- Spanish: El grito en el cielo
- Directed by: Félix SabrosoDunia Ayaso
- Written by: Félix Sabroso; Dunia Ayaso;
- Produced by: César Benítez
- Starring: María Conchita Alonso; Loles León; María Pujalte; Daniel Guzmán; Pepón Nieto; María Adánez; Carmen Balagué; Gracia Olayo; Mariola Fuentes; Malena Gutiérrez; Antonia San Juan; Ángel Burgos; Javivi; Miguel Ángel Tobías; Ana Torrent; Tito Valverde;
- Cinematography: Hans Burmann
- Edited by: Miguel Ángel Santamaría
- Music by: Manuel Villalta
- Production companies: Cristal PC; Sogetel;
- Distributed by: Columbia TriStar Films de España
- Release date: 24 April 1998;
- Country: Spain
- Language: Spanish

= Shoot Out (1998 film) =

Shoot Out (El grito en el cielo) is a 1998 Spanish comedy film written and directed by Félix Sabroso and Dunia Ayaso starring María Conchita Alonso.

== Plot ==
Television host and diva Miranda Vega experiences a mental breakdown as a television executive tweaks her show introducing no-name freaks in the studio amid dwindling audience ratings, her husband's cheating, and the manoeuvres of her nemesis, Lesbian actress Marta Peña.

== Production ==
The film was produced by Cristal PC and Sogetel and it had the association of Canal+ and Sogepaq.

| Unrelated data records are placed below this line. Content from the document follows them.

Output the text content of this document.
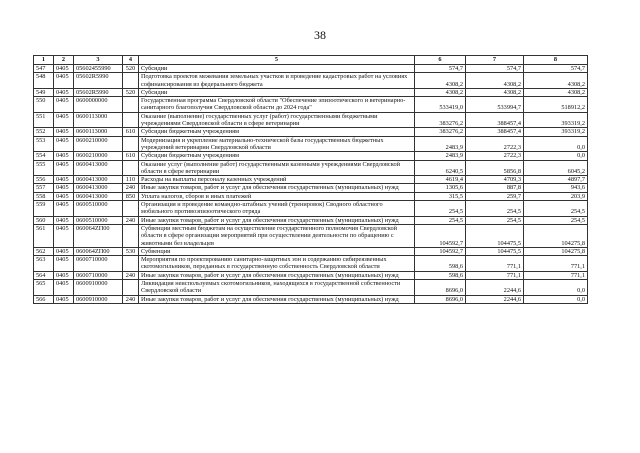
38
1	2	3	4	5	6	7	8
547	0405	05602455990	520	Субсидии	574,7	574,7	574,7
548	0405	05602R5990		Подготовка проектов межевания земельных участков и проведение кадастровых работ на условиях софинансирования из федерального бюджета	4308,2	4308,2	4308,2
549	0405	05602R5990	520	Субсидии	4308,2	4308,2	4308,2
550	0405	0600000000		Государственная программа Свердловской области "Обеспечение эпизоотического и ветеринарно-санитарного благополучия Свердловской области до 2024 года"	533419,0	533994,7	518912,2
551	0405	0600113000		Оказание (выполнение) государственных услуг (работ) государственными бюджетными учреждениями Свердловской области в сфере ветеринарии	383276,2	388457,4	393319,2
552	0405	0600113000	610	Субсидии бюджетным учреждениям	383276,2	388457,4	393319,2
553	0405	0600210000		Модернизация и укрепление материально-технической базы государственных бюджетных учреждений ветеринарии Свердловской области	2483,9	2722,3	0,0
554	0405	0600210000	610	Субсидии бюджетным учреждениям	2483,9	2722,3	0,0
555	0405	0600413000		Оказание услуг (выполнение работ) государственными казенными учреждениями Свердловской области в сфере ветеринарии	6240,5	5856,8	6045,2
556	0405	0600413000	110	Расходы на выплаты персоналу казенных учреждений	4619,4	4709,3	4897,7
557	0405	0600413000	240	Иные закупки товаров, работ и услуг для обеспечения государственных (муниципальных) нужд	1305,6	887,8	943,6
558	0405	0600413000	850	Уплата налогов, сборов и иных платежей	315,5	259,7	203,9
559	0405	0600510000		Организация и проведение командно-штабных учений (тренировок) Сводного областного мобильного противоэпизоотического отряда	254,5	254,5	254,5
560	0405	0600510000	240	Иные закупки товаров, работ и услуг для обеспечения государственных (муниципальных) нужд	254,5	254,5	254,5
561	0405	060064ZП00		Субвенции местным бюджетам на осуществление государственного полномочия Свердловской области в сфере организации мероприятий при осуществлении деятельности по обращению с животными без владельцев	104592,7	104475,5	104275,8
562	0405	060064ZП00	530	Субвенции	104592,7	104475,5	104275,8
563	0405	0600710000		Мероприятия по проектированию санитарно-защитных зон и содержанию сибиреязвенных скотомогильников, переданных в государственную собственность Свердловской области	598,6	771,1	771,1
564	0405	0600710000	240	Иные закупки товаров, работ и услуг для обеспечения государственных (муниципальных) нужд	598,6	771,1	771,1
565	0405	0600910000		Ликвидация неиспользуемых скотомогильников, находящихся в государственной собственности Свердловской области	8696,0	2244,6	0,0
566	0405	0600910000	240	Иные закупки товаров, работ и услуг для обеспечения государственных (муниципальных) нужд	8696,0	2244,6	0,0
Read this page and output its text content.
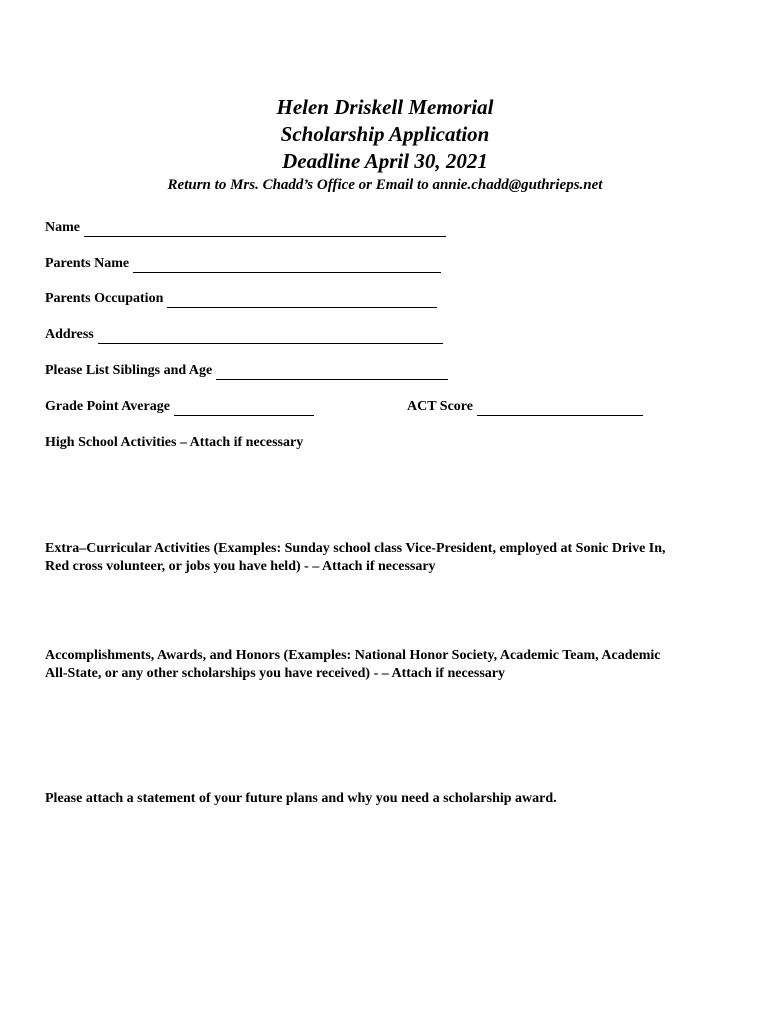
Helen Driskell Memorial
Scholarship Application
Deadline April 30, 2021
Return to Mrs. Chadd’s Office or Email to annie.chadd@guthrieps.net
Name
Parents Name
Parents Occupation
Address
Please List Siblings and Age
Grade Point Average	ACT Score
High School Activities – Attach if necessary
Extra–Curricular Activities (Examples: Sunday school class Vice-President, employed at Sonic Drive In,
Red cross volunteer, or jobs you have held) - – Attach if necessary
Accomplishments, Awards, and Honors (Examples: National Honor Society, Academic Team, Academic
All-State, or any other scholarships you have received) - – Attach if necessary
Please attach a statement of your future plans and why you need a scholarship award.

It boasted a 300 million budget.

== Release ==
Distributed by Columbia TriStar, Shoot Out was released theatrically in Spain on 24 April 1998.

== Reception ==
Augusto Martínez Torres of El País lamented that the film "is as cliché, unfunny and boring" as the show it attempts to parody.

Jonathan Holland of Variety described the film as a "high-camp, low-interest and phenomenally unsubtle take on the mores of contemporary TV".